Abstract

Benchmarking is a management approach for implementing best medical practices at the lowest cost. The objectives of this study were to set achievable performance benchmarks for individual quality indicators to determine the predicted quality achievement related to better adherence, and to select optimal quality indicators for improving the quality of acute ischemic stroke care. We analyzed data on 500,331 patients diagnosed with acute ischemic stroke who were treated at 518 hospitals in China from January 2011 to May 2017. The primary outcome was independence (modified Rankin Scale score ≤2) at discharge. Data-driven achievable benchmarking used the "pared-mean" approach to set objective performance targets.
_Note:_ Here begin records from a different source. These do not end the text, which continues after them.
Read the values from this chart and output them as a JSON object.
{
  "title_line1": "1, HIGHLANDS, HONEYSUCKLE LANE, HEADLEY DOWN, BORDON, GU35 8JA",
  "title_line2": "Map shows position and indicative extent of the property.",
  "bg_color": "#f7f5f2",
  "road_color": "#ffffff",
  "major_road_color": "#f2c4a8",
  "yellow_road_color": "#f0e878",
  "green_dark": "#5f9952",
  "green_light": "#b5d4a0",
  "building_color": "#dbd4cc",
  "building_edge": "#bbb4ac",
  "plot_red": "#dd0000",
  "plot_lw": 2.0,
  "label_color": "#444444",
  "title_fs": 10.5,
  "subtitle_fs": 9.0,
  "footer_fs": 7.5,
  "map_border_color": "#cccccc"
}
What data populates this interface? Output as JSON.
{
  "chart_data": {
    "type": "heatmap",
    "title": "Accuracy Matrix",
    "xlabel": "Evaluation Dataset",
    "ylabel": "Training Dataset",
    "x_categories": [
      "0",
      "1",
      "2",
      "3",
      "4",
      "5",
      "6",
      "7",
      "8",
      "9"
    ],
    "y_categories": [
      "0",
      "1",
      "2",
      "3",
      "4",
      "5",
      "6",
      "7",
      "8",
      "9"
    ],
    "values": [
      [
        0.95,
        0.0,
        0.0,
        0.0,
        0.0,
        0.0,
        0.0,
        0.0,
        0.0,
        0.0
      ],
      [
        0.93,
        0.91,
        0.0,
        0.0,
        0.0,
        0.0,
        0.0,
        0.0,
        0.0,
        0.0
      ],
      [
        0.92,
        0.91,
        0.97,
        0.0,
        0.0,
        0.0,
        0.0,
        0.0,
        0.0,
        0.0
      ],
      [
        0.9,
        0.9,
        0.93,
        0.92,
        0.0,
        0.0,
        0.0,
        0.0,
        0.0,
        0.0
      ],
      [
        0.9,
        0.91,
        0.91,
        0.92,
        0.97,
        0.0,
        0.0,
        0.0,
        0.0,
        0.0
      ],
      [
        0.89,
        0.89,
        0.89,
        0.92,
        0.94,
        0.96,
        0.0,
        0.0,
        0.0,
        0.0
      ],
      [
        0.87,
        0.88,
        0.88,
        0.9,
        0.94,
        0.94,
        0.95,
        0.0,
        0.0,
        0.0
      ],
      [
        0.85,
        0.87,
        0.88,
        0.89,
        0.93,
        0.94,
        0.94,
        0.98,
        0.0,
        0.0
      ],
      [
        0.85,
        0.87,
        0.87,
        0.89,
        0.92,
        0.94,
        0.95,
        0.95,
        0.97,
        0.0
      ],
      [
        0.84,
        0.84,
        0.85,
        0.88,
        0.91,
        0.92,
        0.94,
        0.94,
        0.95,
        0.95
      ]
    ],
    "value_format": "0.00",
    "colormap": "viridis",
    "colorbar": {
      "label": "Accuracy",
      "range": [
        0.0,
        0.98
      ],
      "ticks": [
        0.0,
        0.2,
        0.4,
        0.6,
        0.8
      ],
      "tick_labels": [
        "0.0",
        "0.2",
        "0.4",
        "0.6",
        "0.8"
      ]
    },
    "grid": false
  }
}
Hierarchical logistic regression models were employed to evaluate the process-outcome association, as well as the predicted quality improvement if all hospitals were to operate at the benchmark level. Of the overall population, 64.01% were independent patients at discharge. The performance benchmarks were >90% for most of the quality indicators. After adjusting for patient-level and hospital-level characteristics and unifying hospital performance to the benchmark level, the quality indicators with high increase in both overall adherence rate and independence rate were thrombolytic therapy, anticoagulant therapy, venous thrombosis prophylaxis. Performance targets for three acute treatments, including thrombolytic therapy, anticoagulant therapy, venous thrombosis prophylaxis, could best motivate improvements in both overall adherence rate and independence rate at discharge. The finding suggests that the above three types of acute treatment should be given priority to improve the quality of acute ischemic stroke care.